Two more 'Agas' operations followed in July: 'Agas IV', consisting of three personnel under Major R. Blow, was landed by PT-boat in the Semporna area on 21 July, and was reinforced by some personnel from the North Borneo Armed Constabulary and the crew of a Royal Australian Navy whaleboat. Meanwhile, personnel from 'Agas V', under Major J. McLaren, landed around Lahad Datu on 27 July.

On 7 August, three 'Agas V' personnel and five local guerrillas moved to Talesai, to the north of Darvel Bay. 'Agas IV' was tasked with collecting information about Japanese troops in the Tawau, Mostyn and Lahad Datu area, ascertaining their strength, movements and combat capability. The party also undertook minor harassment attacks and worked to recruit local guerrillas, and continued operations until October 1945. 'Agas V' also gathered intelligence information, establishing and maintaining contact with several agents in their area, worked to establish hospitals and casualty collection points in the jungle, and worked to relieve food shortages in the area. The party ceased operations on 10 September 1945, and after this 'Agas V' personnel concentrated with the 'Agas IV' party around Semporna, where a Consolidated Catalina flying boat was to extract them.

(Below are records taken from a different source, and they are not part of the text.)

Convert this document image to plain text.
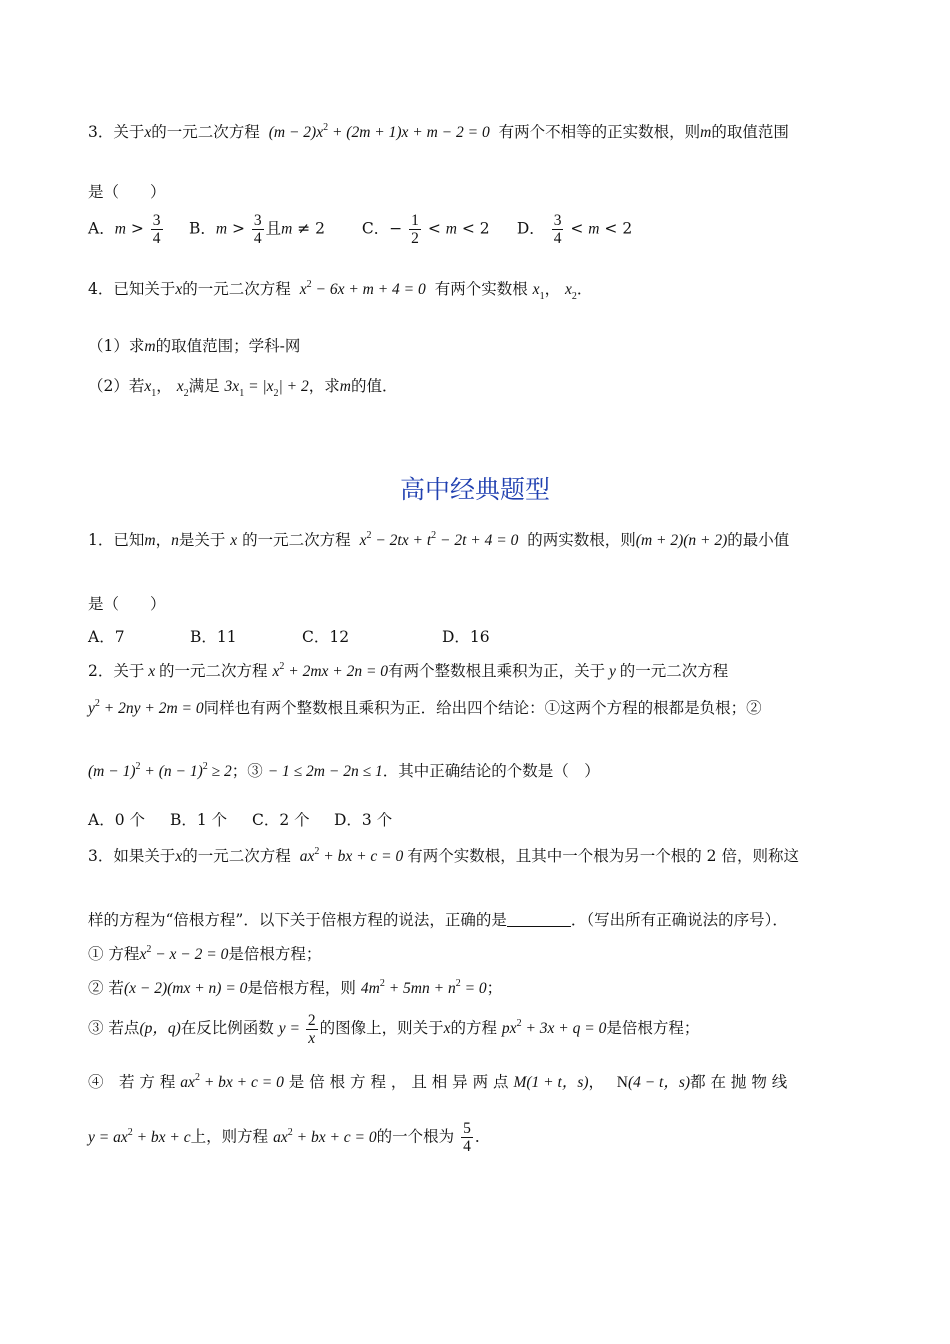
3．关于x的一元二次方程 $(m - 2)x^2 + (2m + 1)x + m - 2 = 0$ 有两个不相等的正实数根，则m的取值范围
是（　　）
A．$m > \frac{3}{4}$ B．$m > \frac{3}{4}$ 且m ≠ 2 C．− $\frac{1}{2} < m < 2$ D． $\frac{3}{4} < m < 2$
4．已知关于x的一元二次方程 $x^2 - 6x + m + 4 = 0$ 有两个实数根 $x_1$， $x_2$．
（1）求m的取值范围；学科-网
（2）若$x_1$， $x_2$满足 $3x_1 = |x_2| + 2$，求m的值．
高中经典题型
1．已知m，n是关于 x 的一元二次方程 $x^2 - 2tx + t^2 - 2t + 4 = 0$ 的两实数根，则(m + 2)(n + 2)的最小值
是（　　）
A．7	B．11	C．12	D．16
2．关于 x 的一元二次方程 $x^2 + 2mx + 2n = 0$有两个整数根且乘积为正，关于 y 的一元二次方程
$y^2 + 2ny + 2m = 0$同样也有两个整数根且乘积为正．给出四个结论：①这两个方程的根都是负根；②
$(m - 1)^2 + (n - 1)^2 \ge 2$；③ − 1 ≤ 2m − 2n ≤ 1．其中正确结论的个数是（　）
A．0 个 B．1 个 C．2 个 D．3 个
3．如果关于x的一元二次方程 $ax^2$ + bx + c = 0 有两个实数根，且其中一个根为另一个根的 2 倍，则称这
样的方程为“倍根方程”．以下关于倍根方程的说法，正确的是	．（写出所有正确说法的序号）．
① 方程$x^2 - x - 2 = 0$是倍根方程；
② 若(x − 2)(mx + n) = 0是倍根方程，则 $4m^2 + 5mn + n^2 = 0$；
③ 若点(p，q)在反比例函数 $y = \frac{2}{x}$ 的图像上，则关于x的方程 $px^2 + 3x + q = 0$是倍根方程；
④　若 方 程 $ax^2$ + bx + c = 0 是 倍 根 方 程 ， 且 相 异 两 点 M(1 + t，s)，　 N(4 − t，s)都 在 抛 物 线
$y = ax^2$ + bx + c上，则方程 $ax^2$ + bx + c = 0的一个根为 $\frac{5}{4}$ ．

Assisted by the 'Agas' and 'Semut' operations, Major General G. F. Wootten’s Australian 9th Division was able to secure North Borneo, with major combat ending largely by July 1945. As the regular forces remained confined to the coastal areas, the Japanese moved inland and the irregular forces continued to play a role, calling in air attacks on the withdrawing Japanese and working to restore civil administration. After the end of hostilities, the Australian conventional troops remained in North Borneo to restore law and order, and to facilitate the surrender of Japanese troops. Extensive civic actions began even before the end of the war, with efforts being turned to rebuilding the oil facilities and other damaged infrastructure, establishing schools, providing medical care to local civilians and restoring the water supply. Martial law was initially imposed, but eventually a civil administration was established.

A total of 44 personnel took part in the 'Agas' operations. In overall terms, the 'Agas' operations were able to supply reliable information to the Australian conventional forces. The total estimated number of Japanese troops reported at 31,000 in May 1945 was far off the official number (35,000) given in October 1945. The 'Agas' operations also provided the crucial information that the Japanese in the area intended to evacuate the coast and move into the North Borneo interior.

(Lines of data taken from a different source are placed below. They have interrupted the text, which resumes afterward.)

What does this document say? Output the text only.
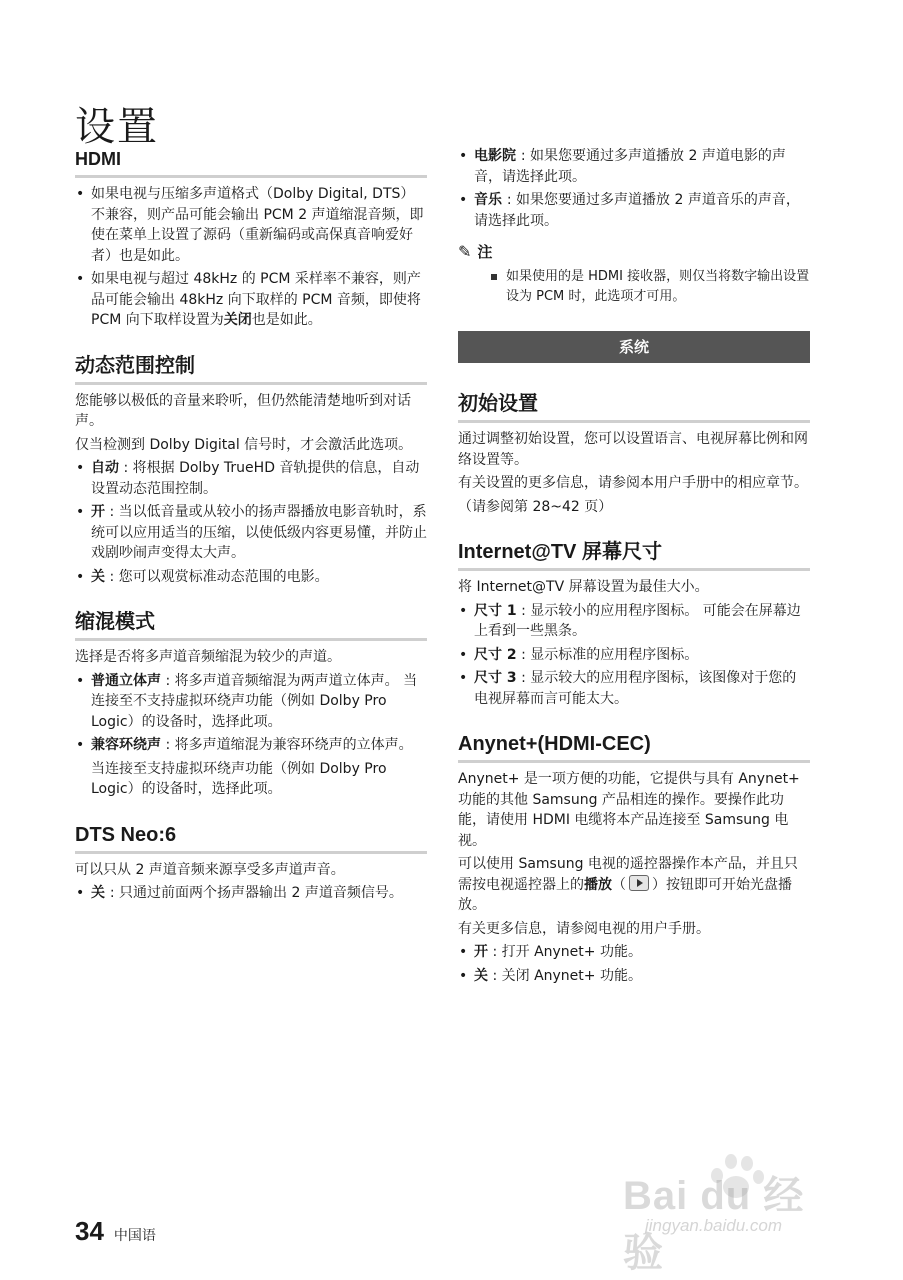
设置
HDMI
• 如果电视与压缩多声道格式（Dolby Digital, DTS）不兼容，则产品可能会输出 PCM 2 声道缩混音频，即使在菜单上设置了源码（重新编码或高保真音响爱好者）也是如此。
• 如果电视与超过 48kHz 的 PCM 采样率不兼容，则产品可能会输出 48kHz 向下取样的 PCM 音频，即使将 PCM 向下取样设置为关闭也是如此。
动态范围控制

您能够以极低的音量来聆听，但仍然能清楚地听到对话声。

仅当检测到 Dolby Digital 信号时，才会激活此选项。

• 自动 : 将根据 Dolby TrueHD 音轨提供的信息，自动设置动态范围控制。
• 开 : 当以低音量或从较小的扬声器播放电影音轨时，系统可以应用适当的压缩，以使低级内容更易懂，并防止戏剧吵闹声变得太大声。
• 关 : 您可以观赏标准动态范围的电影。
缩混模式

选择是否将多声道音频缩混为较少的声道。

• 普通立体声 : 将多声道音频缩混为两声道立体声。 当连接至不支持虚拟环绕声功能（例如 Dolby Pro Logic）的设备时，选择此项。
• 兼容环绕声 : 将多声道缩混为兼容环绕声的立体声。
当连接至支持虚拟环绕声功能（例如 Dolby Pro Logic）的设备时，选择此项。
DTS Neo:6

可以只从 2 声道音频来源享受多声道声音。

• 关 : 只通过前面两个扬声器输出 2 声道音频信号。
• 电影院 : 如果您要通过多声道播放 2 声道电影的声音，请选择此项。
• 音乐 : 如果您要通过多声道播放 2 声道音乐的声音，请选择此项。
✎ 注
如果使用的是 HDMI 接收器，则仅当将数字输出设置设为 PCM 时，此选项才可用。
系统
初始设置

通过调整初始设置，您可以设置语言、电视屏幕比例和网络设置等。

有关设置的更多信息，请参阅本用户手册中的相应章节。

（请参阅第 28~42 页）

Internet@TV 屏幕尺寸

将 Internet@TV 屏幕设置为最佳大小。

• 尺寸 1 : 显示较小的应用程序图标。 可能会在屏幕边上看到一些黑条。
• 尺寸 2 : 显示标准的应用程序图标。
• 尺寸 3 : 显示较大的应用程序图标，该图像对于您的电视屏幕而言可能太大。
Anynet+(HDMI-CEC)

Anynet+ 是一项方便的功能，它提供与具有 Anynet+ 功能的其他 Samsung 产品相连的操作。要操作此功能，请使用 HDMI 电缆将本产品连接至 Samsung 电视。

可以使用 Samsung 电视的遥控器操作本产品，并且只需按电视遥控器上的播放（ ）按钮即可开始光盘播放。

有关更多信息，请参阅电视的用户手册。

• 开 : 打开 Anynet+ 功能。
• 关 : 关闭 Anynet+ 功能。
34 中国语
Bai du 经验
jingyan.baidu.com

Although 'Agas I' provided information about the 160-mile (260-km) 'Sandakan death marches' between January and March 1945, in which many Australians died, it did not execute any rescue missions. Nevertheless, it provided information that guided successful bombing raids at Sandakan. It also trained 250 people as part of the local guerrilla force, and more than 2,000 local inhabitants were able to receive treatment from the hospital set up by the party. The effectiveness of the 'Agas'-recruited guerrillas was limited, although around 100 Japanese were killed by these personnel.

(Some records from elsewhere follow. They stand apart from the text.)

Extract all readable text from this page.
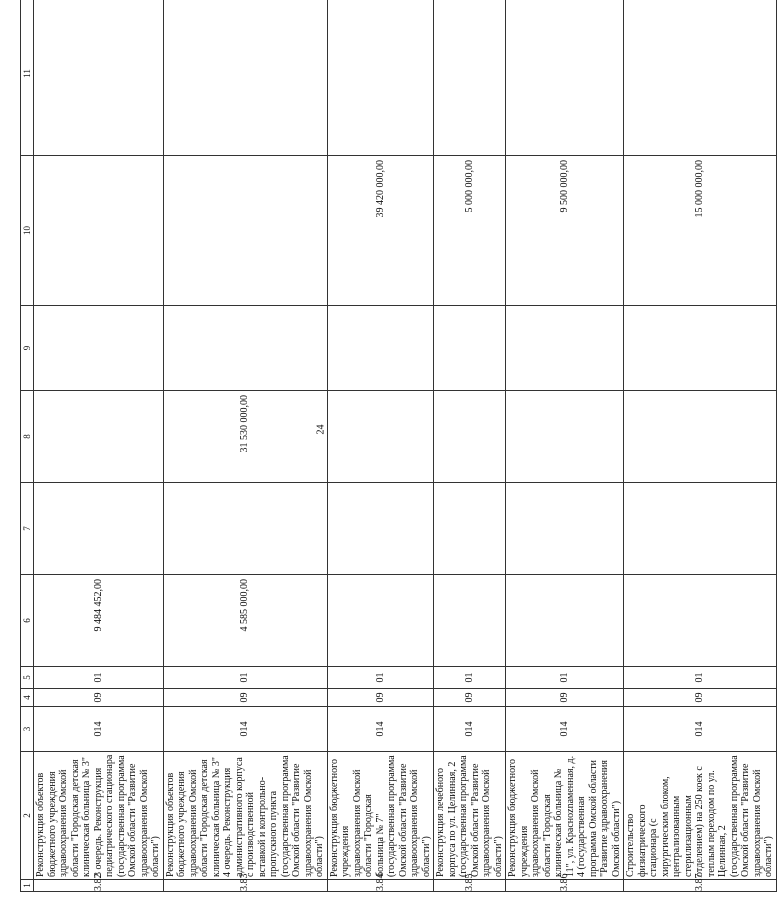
24
1	2	3	4	5	6	7	8	9	10	11
3.82	Реконструкция объектов бюджетного учреждения здравоохранения Омской области "Городская детская клиническая больница № 3" 3 очередь. Реконструкция педиатрического стационара (государственная программа Омской области "Развитие здравоохранения Омской области")	014	09	01	9 484 452,00					
3.83	Реконструкция объектов бюджетного учреждения здравоохранения Омской области "Городская детская клиническая больница № 3" 4 очередь. Реконструкция административного корпуса с производственной вставкой и контрольно-пропускного пункта (государственная программа Омской области "Развитие здравоохранения Омской области")	014	09	01	4 585 000,00		31 530 000,00			
3.84	Реконструкция бюджетного учреждения здравоохранения Омской области "Городская больница № 7" (государственная программа Омской области "Развитие здравоохранения Омской области")	014	09	01					39 420 000,00	
3.85	Реконструкция лечебного корпуса по ул. Целинная, 2 (государственная программа Омской области "Развитие здравоохранения Омской области")	014	09	01					5 000 000,00	
3.86	Реконструкция бюджетного учреждения здравоохранения Омской области "Городская клиническая больница № 11", ул. Красноznаменная, д. 4 (государственная программа Омской области "Развитие здравоохранения Омской области")	014	09	01					9 500 000,00	
3.87	Строительство физиатрического стационара (с хирургическим блоком, централизованным стерилизационным отделением) на 250 коек с теплым переходом по ул. Целинная, 2 (государственная программа Омской области "Развитие здравоохранения Омской области")	014	09	01					15 000 000,00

'Agas II' also successfully set up a local guerrilla force of 150 to 250 people and contacted Chinese guerillas at Kota Belud. It also set up a hospital in the Lokopas area for the local population. Meanwhile, 'Agas III' proved largely unsuccessful. Many of its objectives were not met as a result of the high concentration in the area of Japanese troops, who numbered up to 6,000 men between Jesselton and Beaufort. The Chinese in this region also refused to provide any co-operation because of their fear of retaliation after the failed Jesselton Revolt in 1943. Nevertheless, intelligence gathered from this region enabled the Allies to avoid a direct assault against the Japanese during 'Oboe VI'.